It was like having 7 PCs in PbtA but only 4 playbooks. So I think we were doing it wrong, but it felt like the game led us to do it that way? IDK. I like Evil Hat's stuff, but my table has bounced off it all so hard.

From what other people have described, they usually have 4 PCs or less. 4 is a lot less than 7. But they didn't really seem to play that differently than us from the description.

I think that may be your most controversial take, because I've heard people say good things about the system. But yeah, balancing the force with non-force users is inherently the martial versus spellcasters problem that any system with magic runs into.

I have, too, but I think a lot of people saying that were talking about either the Revised edition or SAGA edition. I don't think most people know there were three editions of a WotC Star Wars RPG. Or maybe they really like Jedi power fantasies, or maybe they just naturally all played Jedi. Because as-written the original SWd20 was very one-sided if the players had any system mastery. I find it hard to believe that anybody else didn't have the same balance problems. Maybe they just didn't care? It was fun to play. It was just... kind of dumb.

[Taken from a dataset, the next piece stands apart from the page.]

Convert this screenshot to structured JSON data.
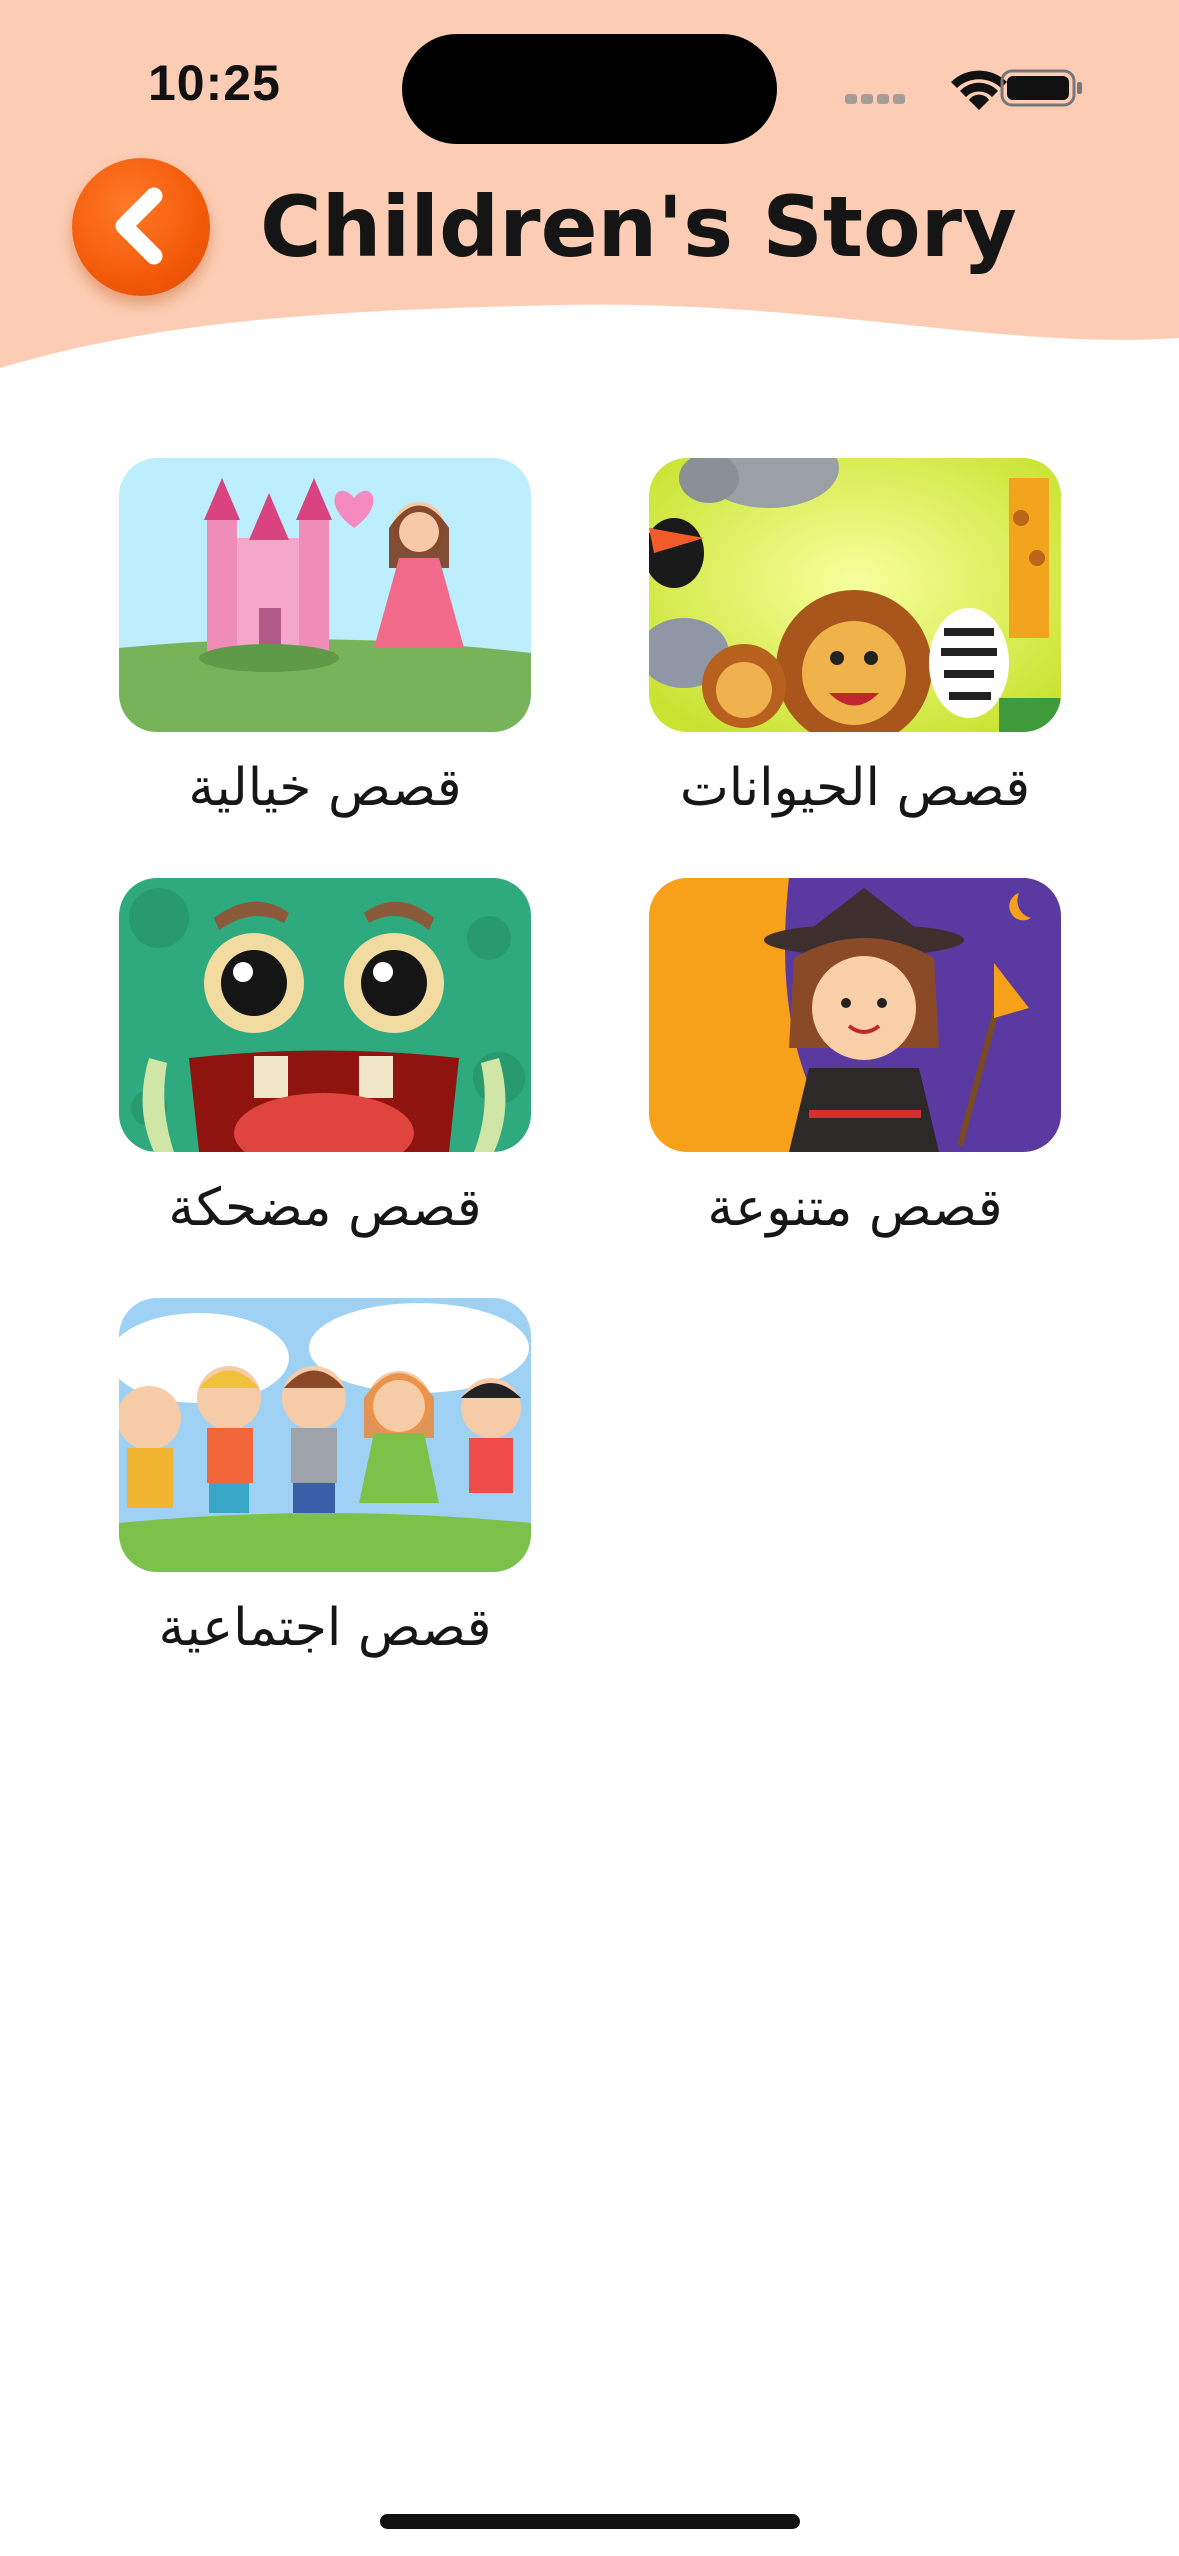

I played it once sufficient to convince me that the dice are absolutely necessary. It's like trying to play a child's game of make believe without having any arbitration. Everything is black or white. Nothing surprising happens unless everyone agrees to it. Turns out we have dice and fortune mechanics for a reason.

To be entirely fair, that is basically how the novels work. Contests in The Amber Chronicles either involve (a) traveling to a shadow where you have an advantage, (b) bringing a ton of allies to overcome your disadvantage, (c) ensuring the contest was one of your choosing, or (d) running TF away as fast as possible.
 

hgjertsen

Explorer
Speaking of bad systems and disappointing books, I ended up looking back at my Modiphius Conan book and it really does not feel well-explained at all. I sort of don't blame my players for not having any interest in it. The actual crunch is hidden under a mile of fluff and is so poorly organized as to be almost impossible to navigate. I felt like I was doing something wrong trying to generate a character.